Se esta for a sua primeira poda de inverno, vale ir com calma e observar a figueira de todos os ângulos antes de começar. Uma sequência prática é:

  • Remover madeira morta e ramos claramente doentes
  • Cortar os brotos ladrões e brotações na base
  • Definir quatro a seis ramos principais e eliminar ramos concorrentes
  • Encurtar os ramos restantes em cerca de um terço, sempre cortando acima de uma gema voltada para fora

Erros frequentes:

  • Podar com geada forte ou imediatamente antes de uma queda de temperatura anunciada
  • Cortar deixando “tocos”, que depois cicatrizam mal
  • Não estabelecer um esqueleto claro: ramos principais demais, sombreando uns aos outros
  • Exagerar no adubo rico em nitrogênio após a poda, fazendo a folhagem “explodir”

Por que a paciência com a figueira compensa

Muitas figueiras levam de três a cinco anos para realmente engrenar. Quem, nesse período, mantém uma copa bem arejada, faz podas regulares e moderadas e escolhe um local adequado cria a base para colheitas fartas por décadas.

As figueiras reagem com muito mais sensibilidade a luz e circulação de ar do que frutíferas de caroço e de semente mais comuns. Uma planta conduzida com um “cálice aberto” normalmente entrega mais frutos e frutos melhores do que um arbusto desorganizado, mesmo que os dois tenham a mesma idade.

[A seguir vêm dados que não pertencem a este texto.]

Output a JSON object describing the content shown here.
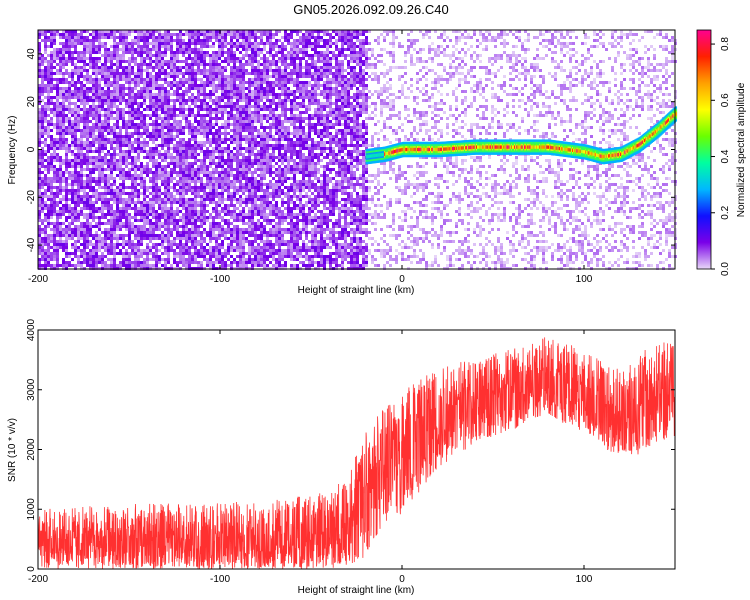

Para quem tem pouco espaço, a figueira também pode ser conduzida em espaldeira numa parede quente da casa. As regras centrais seguem iguais: poucas hastes fortes, estrutura definida, cortes acima de gemas voltadas para fora ou para os lados e atenção constante a madeira morta ou doente.

A cada inverno, a prática melhora. Em dois a três anos, costuma ficar evidente: onde antes pendiam apenas alguns figos sem graça, os galhos passam a ceder de verdade sob o peso dos frutos - e aquela árvore antes discreta vira a estrela silenciosa do jardim.